Crockpot soups are soooo nice to come home to. They’re warm, comforting, and easy.
But trying to follow a recipe at seven in the morning is a little too much effort for me.
I know, I know. You can put all the ingredients in the crock pot the night before and refrigerate the crockpot until morning.
But that involves planning. And some days, that’s more planning than I want to deal with.
For those days when mornings are hectic, I rely upon the 5 minute, no-measure crockpot soup.
You can throw together this soup in five minutes, plug in the crockpot, and leave it to simmer. Come back — instant dinner.
To make 5 minute, no-measure crockpot soup, just follow the chart below. Start with a liquid, like chicken broth, add a few vegetables from column A, protein from column B, add some spices. And baby, you got a soup going on!
I’m serious about the no measuring. . .you just eyeball everything. And this recipe scales — you can make it in a small 4 quart crockpot enough for two with leftovers, or feed the block with an 8 quart crockpot. Just follow the ratios: 1/2 liquid, 1/4 vegetables, 1/4 protein.
Liquids – Pick the flavor you want and fill the crockpot up half way. Spaghetti sauce is good for minestrone type soups, milk for chowders, and clear broths for almost anything. If using milk, be sure to use skim or 2% milk. Higher-fat milks tend to curdle.
Vegetables – You can fill the crockpot 1/4 full with bite size chopped vegetables. Frozen vegetables work great, as well as leftover vegetables from the night before. Limit it to three kinds of vegetables to avoid weird combinations.
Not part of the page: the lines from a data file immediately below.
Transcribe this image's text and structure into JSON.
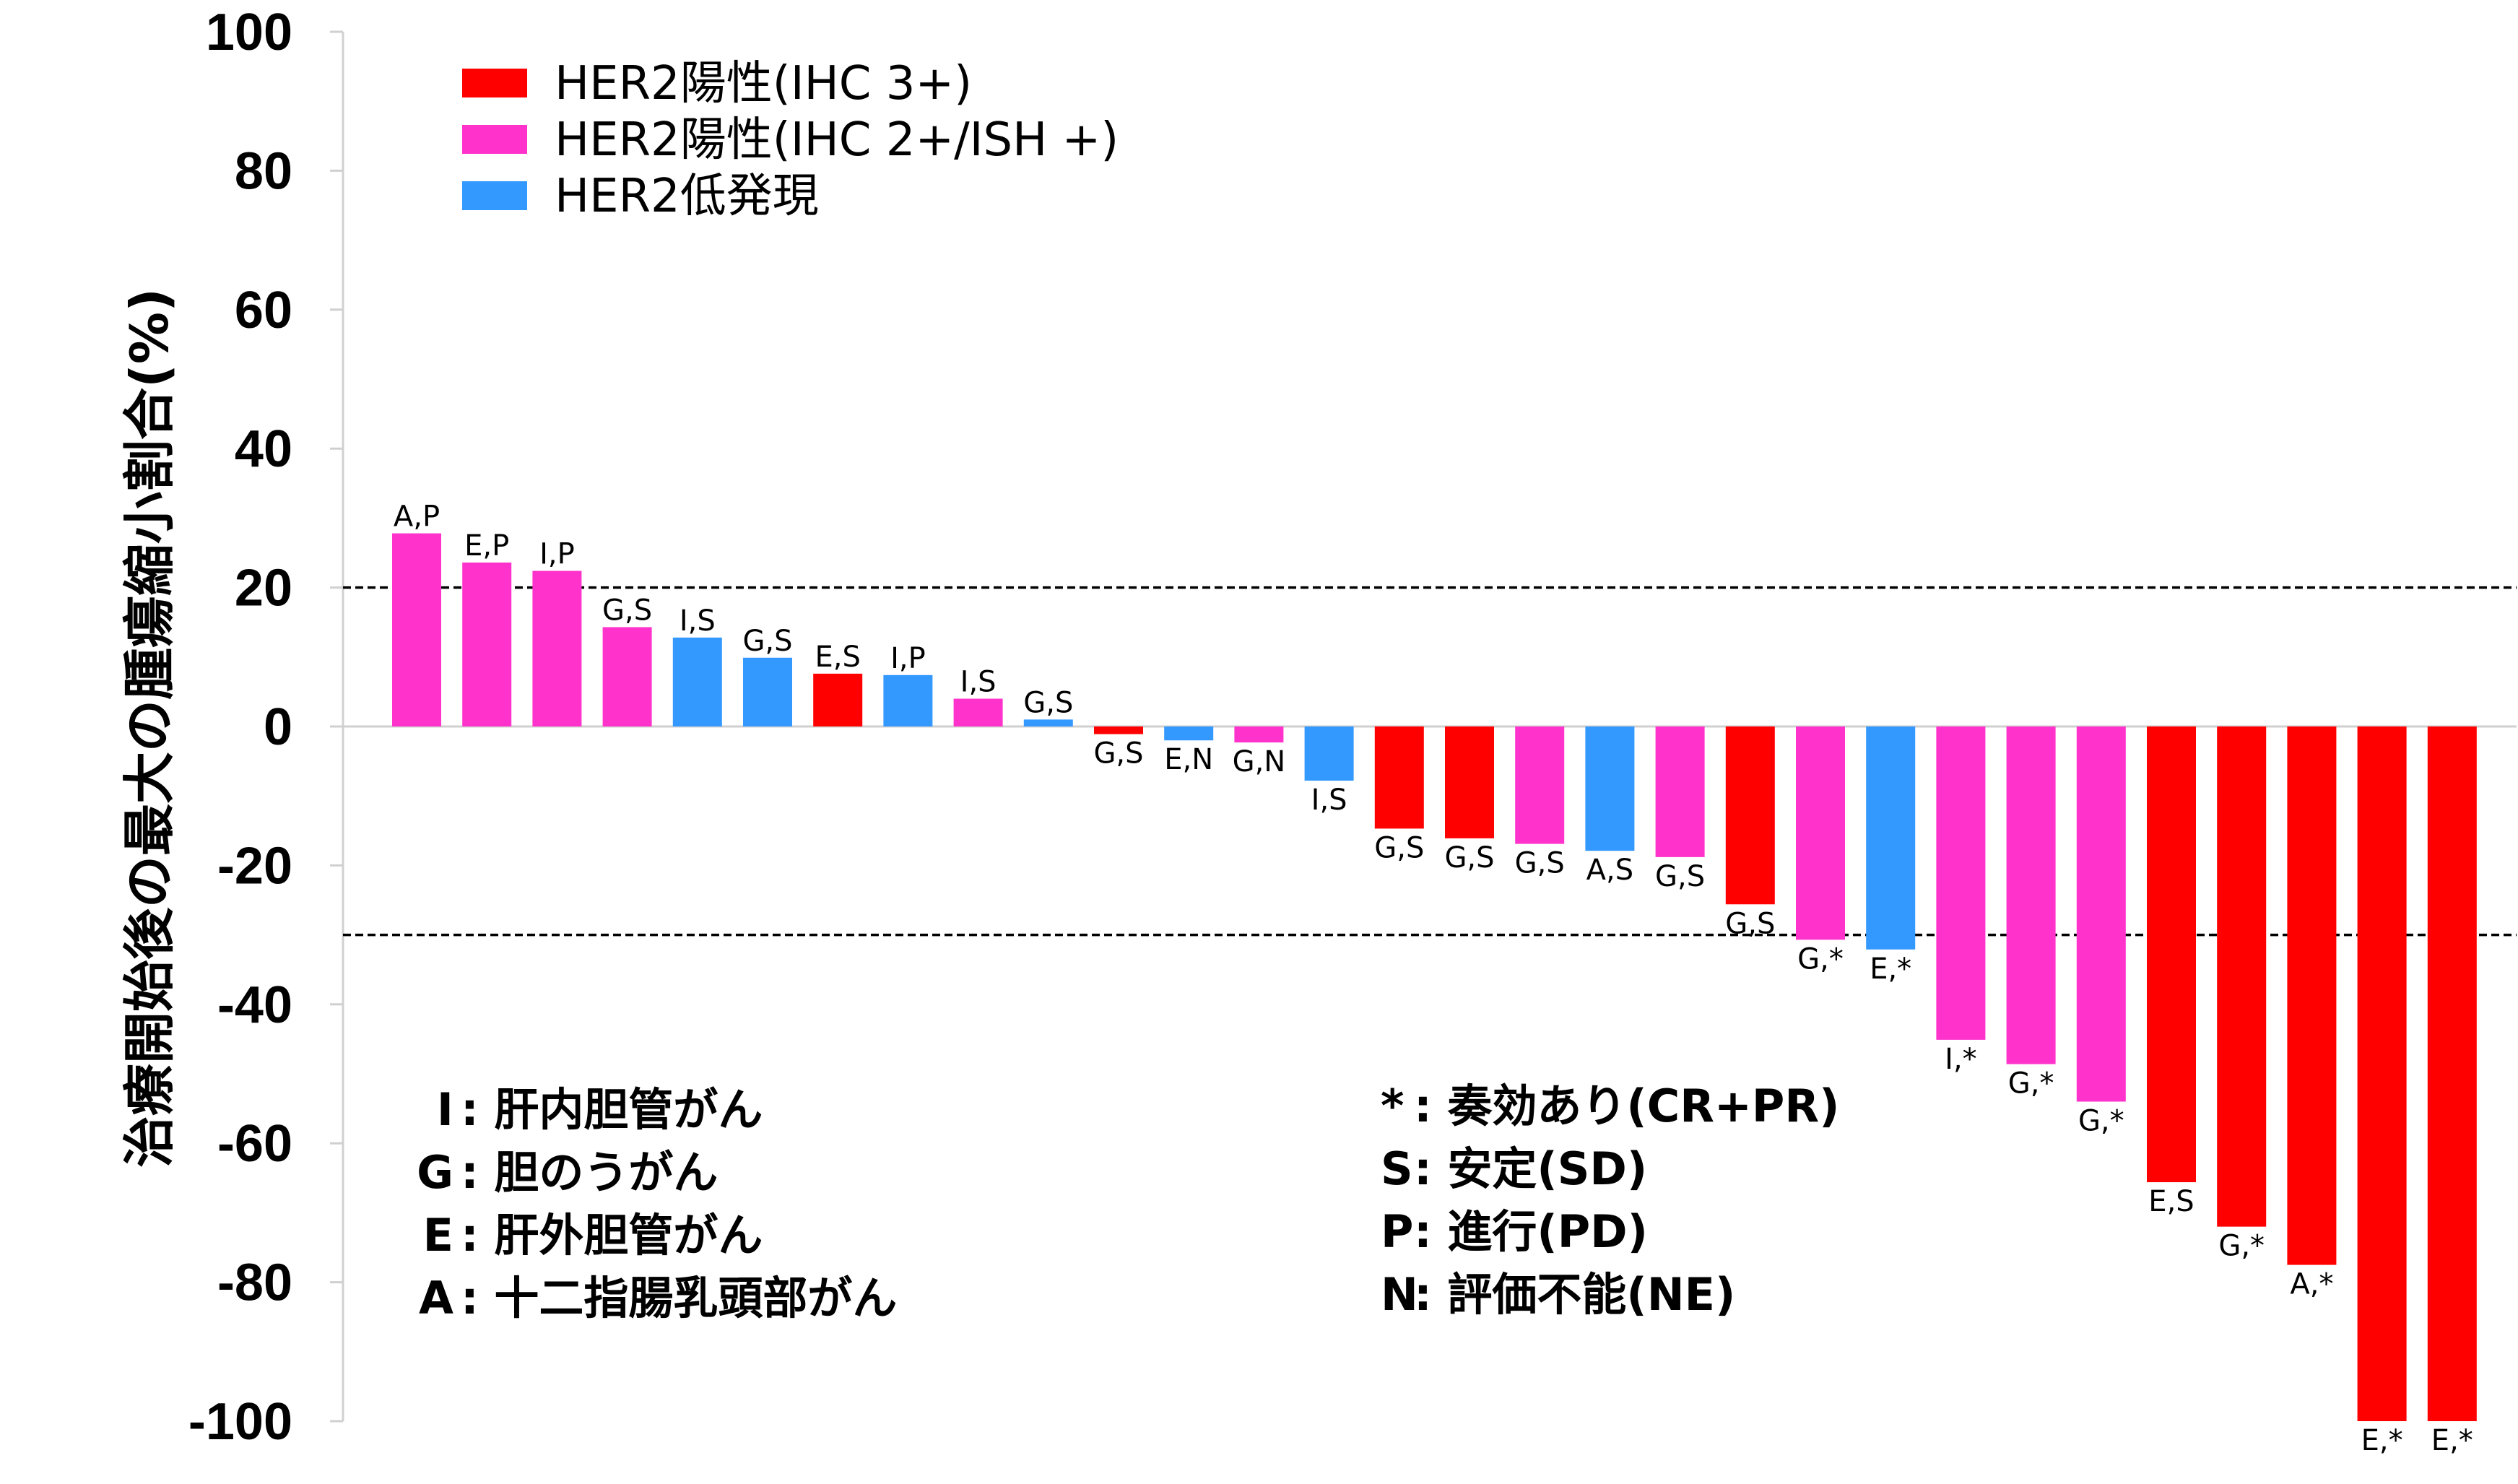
{
  "chart_data": {
    "type": "bar",
    "ylabel": "治療開始後の最大の腫瘍縮小割合(%)",
    "ylim": [
      -100,
      100
    ],
    "yticks": [
      100,
      80,
      60,
      40,
      20,
      0,
      -20,
      -40,
      -60,
      -80,
      -100
    ],
    "reference_lines": [
      20,
      -30
    ],
    "reference_line_style": "dashed",
    "grid": false,
    "legend_position": "top-left",
    "series": [
      {
        "name": "HER2陽性(IHC 3+)",
        "color": "#ff0000"
      },
      {
        "name": "HER2陽性(IHC 2+/ISH +)",
        "color": "#ff33cc"
      },
      {
        "name": "HER2低発現",
        "color": "#3399ff"
      }
    ],
    "bars": [
      {
        "label": "A,P",
        "value": 27.8,
        "series": 1
      },
      {
        "label": "E,P",
        "value": 23.6,
        "series": 1
      },
      {
        "label": "I,P",
        "value": 22.4,
        "series": 1
      },
      {
        "label": "G,S",
        "value": 14.3,
        "series": 1
      },
      {
        "label": "I,S",
        "value": 12.8,
        "series": 2
      },
      {
        "label": "G,S",
        "value": 9.9,
        "series": 2
      },
      {
        "label": "E,S",
        "value": 7.6,
        "series": 0
      },
      {
        "label": "I,P",
        "value": 7.4,
        "series": 2
      },
      {
        "label": "I,S",
        "value": 4.0,
        "series": 1
      },
      {
        "label": "G,S",
        "value": 1.0,
        "series": 2
      },
      {
        "label": "G,S",
        "value": -1.1,
        "series": 0
      },
      {
        "label": "E,N",
        "value": -2.0,
        "series": 2
      },
      {
        "label": "G,N",
        "value": -2.3,
        "series": 1
      },
      {
        "label": "I,S",
        "value": -7.8,
        "series": 2
      },
      {
        "label": "G,S",
        "value": -14.7,
        "series": 0
      },
      {
        "label": "G,S",
        "value": -16.1,
        "series": 0
      },
      {
        "label": "G,S",
        "value": -16.9,
        "series": 1
      },
      {
        "label": "A,S",
        "value": -17.9,
        "series": 2
      },
      {
        "label": "G,S",
        "value": -18.8,
        "series": 1
      },
      {
        "label": "G,S",
        "value": -25.6,
        "series": 0
      },
      {
        "label": "G,*",
        "value": -30.7,
        "series": 1
      },
      {
        "label": "E,*",
        "value": -32.1,
        "series": 2
      },
      {
        "label": "I,*",
        "value": -45.1,
        "series": 1
      },
      {
        "label": "G,*",
        "value": -48.6,
        "series": 1
      },
      {
        "label": "G,*",
        "value": -54.0,
        "series": 1
      },
      {
        "label": "E,S",
        "value": -65.6,
        "series": 0
      },
      {
        "label": "G,*",
        "value": -72.0,
        "series": 0
      },
      {
        "label": "A,*",
        "value": -77.5,
        "series": 0
      },
      {
        "label": "E,*",
        "value": -100.0,
        "series": 0
      },
      {
        "label": "E,*",
        "value": -100.0,
        "series": 0
      }
    ],
    "site_key": [
      {
        "code": "I",
        "text": ": 肝内胆管がん"
      },
      {
        "code": "G",
        "text": ": 胆のうがん"
      },
      {
        "code": "E",
        "text": ": 肝外胆管がん"
      },
      {
        "code": "A",
        "text": ": 十二指腸乳頭部がん"
      }
    ],
    "response_key": [
      {
        "code": "*",
        "text": " : 奏効あり(CR+PR)"
      },
      {
        "code": "S",
        "text": ": 安定(SD)"
      },
      {
        "code": "P",
        "text": ": 進行(PD)"
      },
      {
        "code": "N",
        "text": ": 評価不能(NE)"
      }
    ]
  }
}
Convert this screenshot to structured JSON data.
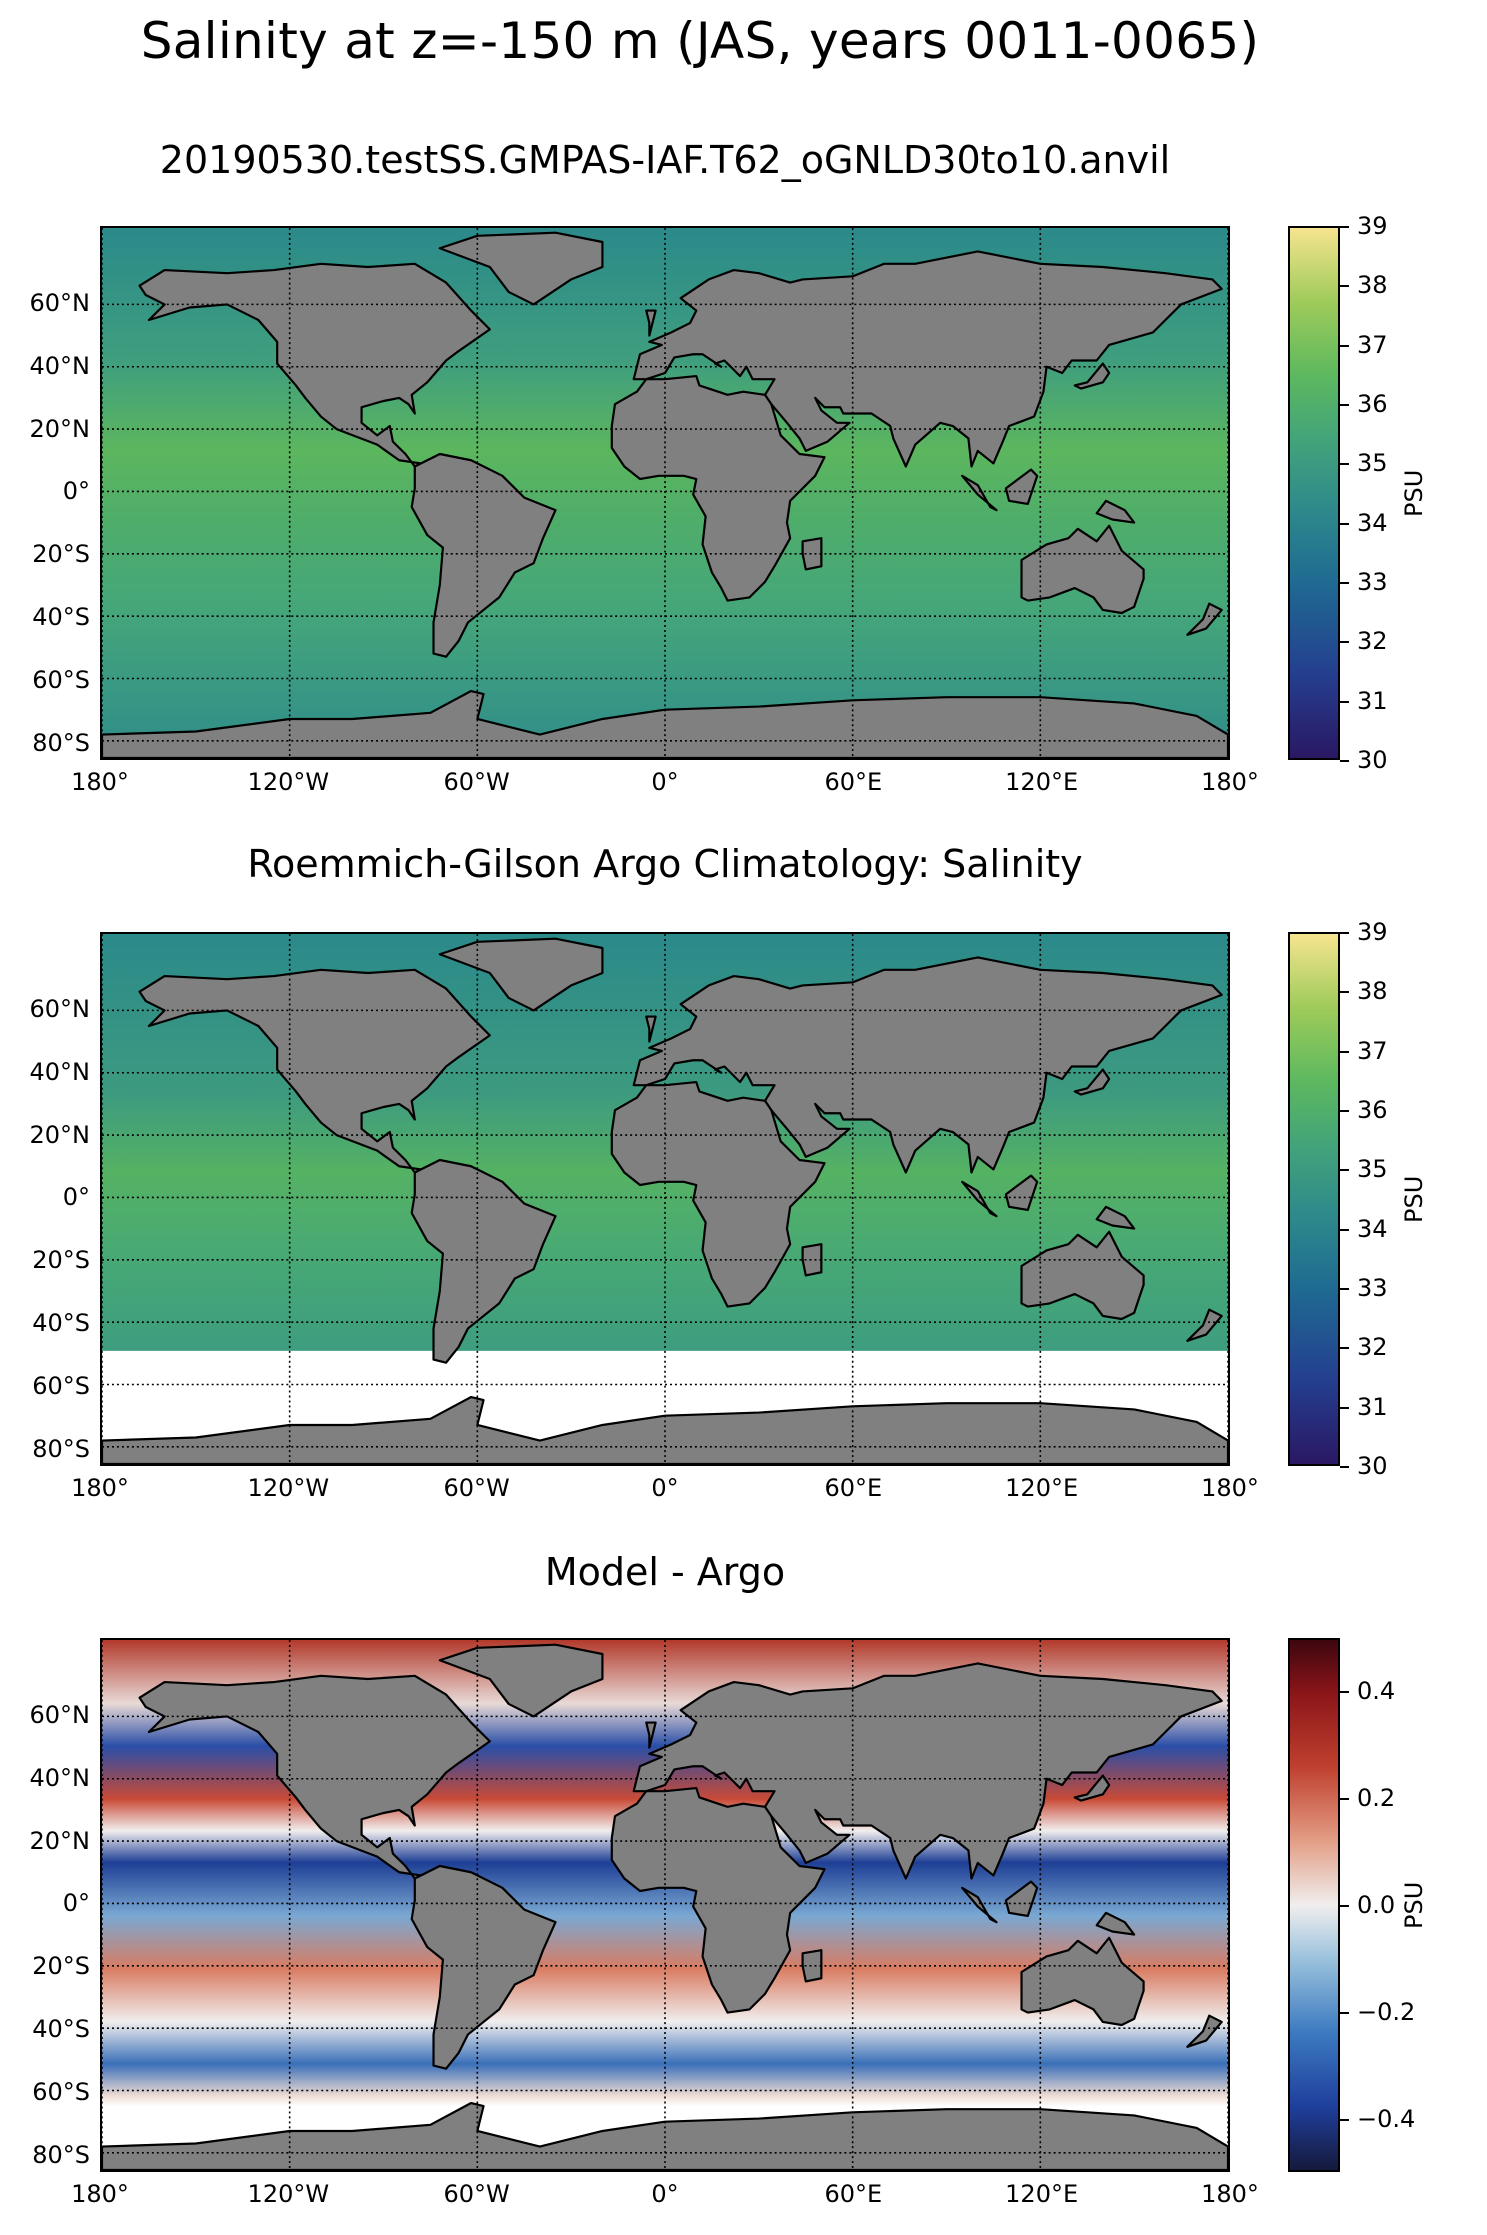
{
  "suptitle": "Salinity at z=-150 m (JAS, years 0011-0065)",
  "colors": {
    "land": "#808080",
    "coast": "#000000",
    "salinity_cmap": [
      "#2a1864",
      "#243f8f",
      "#1f6a92",
      "#2f8c8a",
      "#43a37a",
      "#5cb85f",
      "#9ecb5a",
      "#f6e48f"
    ],
    "diff_cmap": [
      "#151a3c",
      "#1f3f9c",
      "#3c7ac0",
      "#9cc3dd",
      "#f0eeee",
      "#e39e86",
      "#c0402f",
      "#8a1518",
      "#3e0610"
    ]
  },
  "axes": {
    "lat_ticks": [
      "60°N",
      "40°N",
      "20°N",
      "0°",
      "20°S",
      "40°S",
      "60°S",
      "80°S"
    ],
    "lon_ticks": [
      "180°",
      "120°W",
      "60°W",
      "0°",
      "60°E",
      "120°E",
      "180°"
    ],
    "gridlines": "dotted"
  },
  "panels": [
    {
      "title": "20190530.testSS.GMPAS-IAF.T62_oGNLD30to10.anvil",
      "colorbar": {
        "label": "PSU",
        "ticks": [
          "39",
          "38",
          "37",
          "36",
          "35",
          "34",
          "33",
          "32",
          "31",
          "30"
        ]
      }
    },
    {
      "title": "Roemmich-Gilson Argo Climatology: Salinity",
      "colorbar": {
        "label": "PSU",
        "ticks": [
          "39",
          "38",
          "37",
          "36",
          "35",
          "34",
          "33",
          "32",
          "31",
          "30"
        ]
      }
    },
    {
      "title": "Model - Argo",
      "colorbar": {
        "label": "PSU",
        "ticks": [
          "0.4",
          "0.2",
          "0.0",
          "−0.2",
          "−0.4"
        ]
      }
    }
  ]
}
Meats and other proteins – I always have a few bags of precooked chicken or hamburger stashed in the freezer. Cans of beans are even easier to add to your soup. Just dump your protein in, filling up the crockpot, leaving 1-2 inches headspace.
You can be a lot less exact with spices than other types of cooking. Toss in a chopped onion, some minced garlic, and some celery. Feel free to leave out the onion or garlic if you don’t like. Toss in the other spices, a good pinch, depending upon how you want the soup to turn out. I just grab a small spoon from the silverware drawer and use it to add the spices.
I like to salt the soup just before eating. It’s lots easier to adjust salt and heat at the end of the cooking time.
And finally, give your soup a good stir before leaving it unattended. I confess, I tend to forget this last step. Often I’ve come home and lifted the lid to view an island of dried out vegetables and meat in a pool of liquid.